First, in the hours before the wedding, the groom is waiting in a room with a bad case of the nerves, and none of the other groomsmen are anywhere to be found… Found the first two fairly easily, but I’m pretty sure I don’t need to tell you where the last groomsman was… Yup, getting lipstick on his white shirt with the uninvited guest…
Second, the bride’s favorite was chocolate covered strawberries, and I, for one, was worried that they would be cleared out from the buffet table by the time the wedding ceremony was done, so I carefully selected about 10 picturesque specimens, put them on a plate and tucked them away in the fridge with a not saying ‘DO NOT TOUCH’ beforehand. Apparently, to this girl, that meant ‘EAT ME’ because I found her with the empty plate after the ceremony! The words exchanged were rude and unkind, but the gist of it was, she thought that I was stashing them away for myself, she had already decided that she hated my guts, and so she decided that she was just going to eat them all! I quickly checked the reception tables, and sure enough, they were all gone… Fortunately for me, they were made fresh and there was still some chocolate and strawberries in the kitchen. A little bit of culinary trial and error later, I got some relatively decent looking chocolate covered strawberries to the bride (and before the toast, too!)
Third, this girl briefly takes over the music during the dancing at the reception, turns off the preselected playlist of jazzy tunes, dance music, and love songs, plugs in her own i-pod, and starts blaring some hip-hop that seemed to be purely about sex (with the f-word very prominent)… To a variety of very conservation and/or elderly family members and their children.
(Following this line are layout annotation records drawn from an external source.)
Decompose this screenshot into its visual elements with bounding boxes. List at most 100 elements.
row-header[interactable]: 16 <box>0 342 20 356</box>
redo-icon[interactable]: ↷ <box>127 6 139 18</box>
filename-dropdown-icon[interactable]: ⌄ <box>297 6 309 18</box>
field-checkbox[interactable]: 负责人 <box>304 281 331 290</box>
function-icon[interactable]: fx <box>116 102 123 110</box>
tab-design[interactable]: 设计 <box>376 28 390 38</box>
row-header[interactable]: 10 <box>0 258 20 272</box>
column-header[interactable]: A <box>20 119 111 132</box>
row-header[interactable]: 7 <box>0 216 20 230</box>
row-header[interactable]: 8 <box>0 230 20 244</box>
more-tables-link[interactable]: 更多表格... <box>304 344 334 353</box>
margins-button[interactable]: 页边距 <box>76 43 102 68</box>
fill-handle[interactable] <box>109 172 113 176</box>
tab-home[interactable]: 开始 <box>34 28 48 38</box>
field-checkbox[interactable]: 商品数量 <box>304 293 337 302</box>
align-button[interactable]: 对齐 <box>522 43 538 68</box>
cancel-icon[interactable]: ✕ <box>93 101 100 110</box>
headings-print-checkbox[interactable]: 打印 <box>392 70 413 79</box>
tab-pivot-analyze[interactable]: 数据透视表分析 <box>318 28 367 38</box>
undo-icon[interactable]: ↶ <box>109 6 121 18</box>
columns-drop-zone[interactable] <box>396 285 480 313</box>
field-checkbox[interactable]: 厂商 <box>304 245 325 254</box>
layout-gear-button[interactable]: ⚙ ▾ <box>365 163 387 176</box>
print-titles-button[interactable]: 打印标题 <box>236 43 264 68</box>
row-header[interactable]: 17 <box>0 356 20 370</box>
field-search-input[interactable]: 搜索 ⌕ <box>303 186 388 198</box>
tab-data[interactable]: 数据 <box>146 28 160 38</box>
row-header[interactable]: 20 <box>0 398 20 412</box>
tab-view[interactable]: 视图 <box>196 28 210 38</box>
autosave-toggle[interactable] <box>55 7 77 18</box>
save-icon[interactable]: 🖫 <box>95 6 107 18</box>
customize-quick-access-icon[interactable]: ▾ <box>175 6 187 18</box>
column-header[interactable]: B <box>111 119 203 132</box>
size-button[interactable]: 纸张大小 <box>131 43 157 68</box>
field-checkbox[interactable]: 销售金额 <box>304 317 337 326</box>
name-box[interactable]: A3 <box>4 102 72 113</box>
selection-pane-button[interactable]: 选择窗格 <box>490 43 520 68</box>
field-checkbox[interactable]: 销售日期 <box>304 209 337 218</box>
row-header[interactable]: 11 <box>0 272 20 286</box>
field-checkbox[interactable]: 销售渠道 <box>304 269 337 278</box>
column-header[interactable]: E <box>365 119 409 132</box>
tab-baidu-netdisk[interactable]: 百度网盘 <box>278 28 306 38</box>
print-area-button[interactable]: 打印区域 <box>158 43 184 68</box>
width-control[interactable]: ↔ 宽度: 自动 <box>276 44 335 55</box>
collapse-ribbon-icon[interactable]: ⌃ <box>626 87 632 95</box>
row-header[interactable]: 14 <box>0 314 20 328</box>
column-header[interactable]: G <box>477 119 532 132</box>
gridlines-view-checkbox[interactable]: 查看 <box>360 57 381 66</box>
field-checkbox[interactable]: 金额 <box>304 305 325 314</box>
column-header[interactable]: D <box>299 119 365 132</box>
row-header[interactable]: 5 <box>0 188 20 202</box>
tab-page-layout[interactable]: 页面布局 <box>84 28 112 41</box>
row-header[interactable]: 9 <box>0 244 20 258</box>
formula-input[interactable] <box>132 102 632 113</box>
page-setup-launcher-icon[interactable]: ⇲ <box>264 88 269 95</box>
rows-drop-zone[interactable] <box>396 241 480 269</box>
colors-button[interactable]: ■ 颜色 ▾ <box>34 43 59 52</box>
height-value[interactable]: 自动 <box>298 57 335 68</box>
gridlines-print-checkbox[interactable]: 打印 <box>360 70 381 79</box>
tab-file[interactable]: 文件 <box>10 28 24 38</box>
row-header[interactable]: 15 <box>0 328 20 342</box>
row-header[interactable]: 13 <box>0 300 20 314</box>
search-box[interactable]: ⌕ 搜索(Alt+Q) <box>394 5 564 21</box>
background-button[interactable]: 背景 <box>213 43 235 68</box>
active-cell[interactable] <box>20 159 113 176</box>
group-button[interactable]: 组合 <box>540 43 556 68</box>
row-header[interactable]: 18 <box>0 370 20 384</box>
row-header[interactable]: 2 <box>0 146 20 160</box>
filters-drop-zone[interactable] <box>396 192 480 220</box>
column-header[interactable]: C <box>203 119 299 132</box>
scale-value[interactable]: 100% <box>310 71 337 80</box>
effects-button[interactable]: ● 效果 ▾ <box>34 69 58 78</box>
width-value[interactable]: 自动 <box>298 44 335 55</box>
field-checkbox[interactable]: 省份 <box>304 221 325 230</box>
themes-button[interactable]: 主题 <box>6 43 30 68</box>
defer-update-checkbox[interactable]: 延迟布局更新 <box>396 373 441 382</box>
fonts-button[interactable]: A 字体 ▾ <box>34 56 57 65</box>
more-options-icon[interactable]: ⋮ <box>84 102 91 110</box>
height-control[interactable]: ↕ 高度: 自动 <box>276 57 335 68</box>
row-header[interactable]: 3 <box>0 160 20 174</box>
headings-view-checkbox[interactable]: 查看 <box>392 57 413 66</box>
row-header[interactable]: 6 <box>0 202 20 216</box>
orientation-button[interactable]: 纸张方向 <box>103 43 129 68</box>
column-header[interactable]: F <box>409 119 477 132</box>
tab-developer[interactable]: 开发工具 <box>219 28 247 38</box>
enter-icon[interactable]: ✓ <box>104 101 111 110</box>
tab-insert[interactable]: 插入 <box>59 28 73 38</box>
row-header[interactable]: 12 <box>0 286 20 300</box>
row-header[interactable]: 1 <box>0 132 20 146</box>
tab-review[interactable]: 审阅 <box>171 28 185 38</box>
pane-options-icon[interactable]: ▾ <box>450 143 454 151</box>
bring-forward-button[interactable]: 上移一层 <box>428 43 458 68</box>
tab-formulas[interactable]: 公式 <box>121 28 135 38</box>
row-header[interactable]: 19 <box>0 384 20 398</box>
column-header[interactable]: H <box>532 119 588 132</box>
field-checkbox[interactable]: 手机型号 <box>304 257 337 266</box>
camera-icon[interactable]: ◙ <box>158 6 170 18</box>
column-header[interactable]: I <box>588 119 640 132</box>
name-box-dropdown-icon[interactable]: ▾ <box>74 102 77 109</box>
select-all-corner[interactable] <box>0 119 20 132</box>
Finally, this girl elbows her way in to the group of unmarried women during the bouquet toss and almost gives one of the bridesmaids a black eye when she snatches the bouquet… My one not of satisfaction in all this? The look of dismay on the groomsman’s face when she caught it, and her look of rage when he recoiled from the garter toss like it was a venomous serpent…
24. Now you know
I wore a white dress to a wedding once! :( In my defense, it was the first wedding I’d been to (over the age of like 7) and I didn’t know any better. You’d think my mom would have said something when I left the house, but I guess she didn’t notice. I didn’t even realize it was a fuax pas until a few years later. :(
It wasn’t completely white though… It had some black. Such shame!